Pero cuando el clima político lo permitió, ella buscó a Carlos Castaño, líder de Los Pepes, y quiso saber la verdad. Castaño no demoró en responderle. Le contó que aquel 2 de diciembre estuvieron a punto de abortar toda la operación para atraparlo: habían neutralizado a casi toda la red de Escobar, pero él seguía escabulléndose. A los jefes policiales les advirtieron que si no aparecía de inmediato, todo quedaba cancelado y debían abandonar la búsqueda.
Todo cambió cuando alguien lo vio asomarse por una ventana del segundo piso. Entonces no dudaron y entraron. A mazazos derribaron la puerta de la vivienda. Escobar, descalzo y desorientado, corrió hacia la planta alta mientras disparaba su Sig Sauer a ciegas. Entretanto, los hombres de Castaño aprovecharon para liquidar a Limón, su último ladero.

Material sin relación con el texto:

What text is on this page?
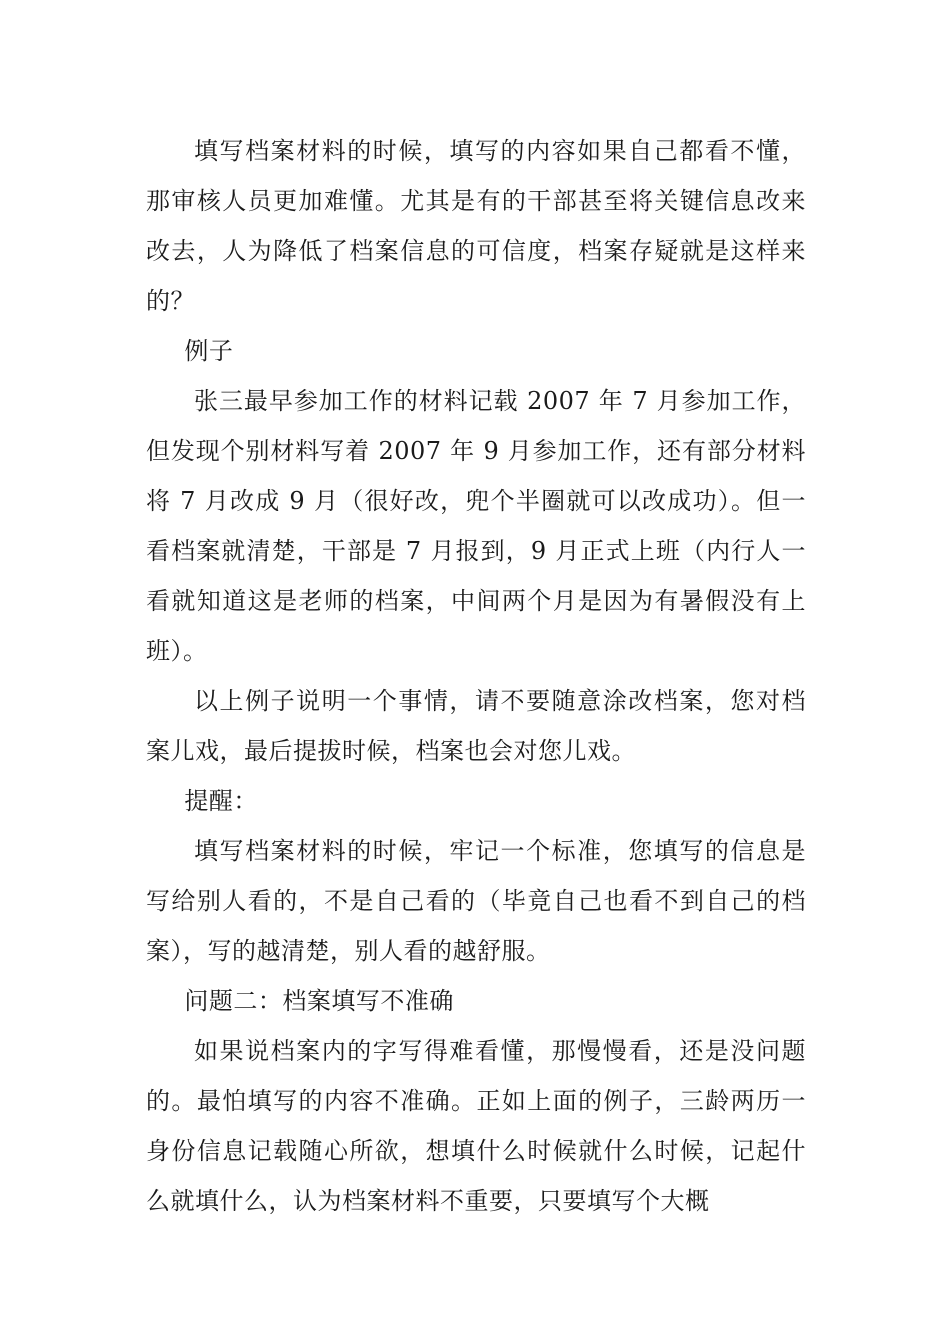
填写档案材料的时候，填写的内容如果自己都看不懂，那审核人员更加难懂。尤其是有的干部甚至将关键信息改来改去，人为降低了档案信息的可信度，档案存疑就是这样来的？

例子

张三最早参加工作的材料记载 2007 年 7 月参加工作，但发现个别材料写着 2007 年 9 月参加工作，还有部分材料将 7 月改成 9 月（很好改，兜个半圈就可以改成功）。但一看档案就清楚，干部是 7 月报到，9 月正式上班（内行人一看就知道这是老师的档案，中间两个月是因为有暑假没有上班）。

以上例子说明一个事情，请不要随意涂改档案，您对档案儿戏，最后提拔时候，档案也会对您儿戏。

提醒：

填写档案材料的时候，牢记一个标准，您填写的信息是写给别人看的，不是自己看的（毕竟自己也看不到自己的档案），写的越清楚，别人看的越舒服。

问题二：档案填写不准确

如果说档案内的字写得难看懂，那慢慢看，还是没问题的。最怕填写的内容不准确。正如上面的例子，三龄两历一身份信息记载随心所欲，想填什么时候就什么时候，记起什么就填什么，认为档案材料不重要，只要填写个大概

Pablo alcanzó a saltar hacia el techo de la casa contigua. Pero no llegó lejos. Castaño aseguró que recibió dos disparos: uno detrás del hombro, otro en la pierna. Suficientes para derribarlo y acabar con el mito.
El hombre que sembró terror, llorado por su familia
La paradoja final surge en la voz de su propio hijo, quien en su investigación acepta la contradicción: “Mi padre fue un bandido. Pero para nosotros fue un padre amoroso que se perdió los mejores momentos de su vida: vernos crecer, conocer a sus nietos, envejecer con mi madre”, definió.
Pablo Escobar murió acorralado, delirante, disfrazado, sin ejército, sin fortuna, sin país. Y sin más testigos que un puñado de enemigos que habían jurado destruirlo. Fue un final crudo y feroz para un hombre que durante años había decidido el destino de miles con la misma frialdad con que otros eligen una camisa. Un desenlace inevitable para quien construyó su propio laberinto de muerte.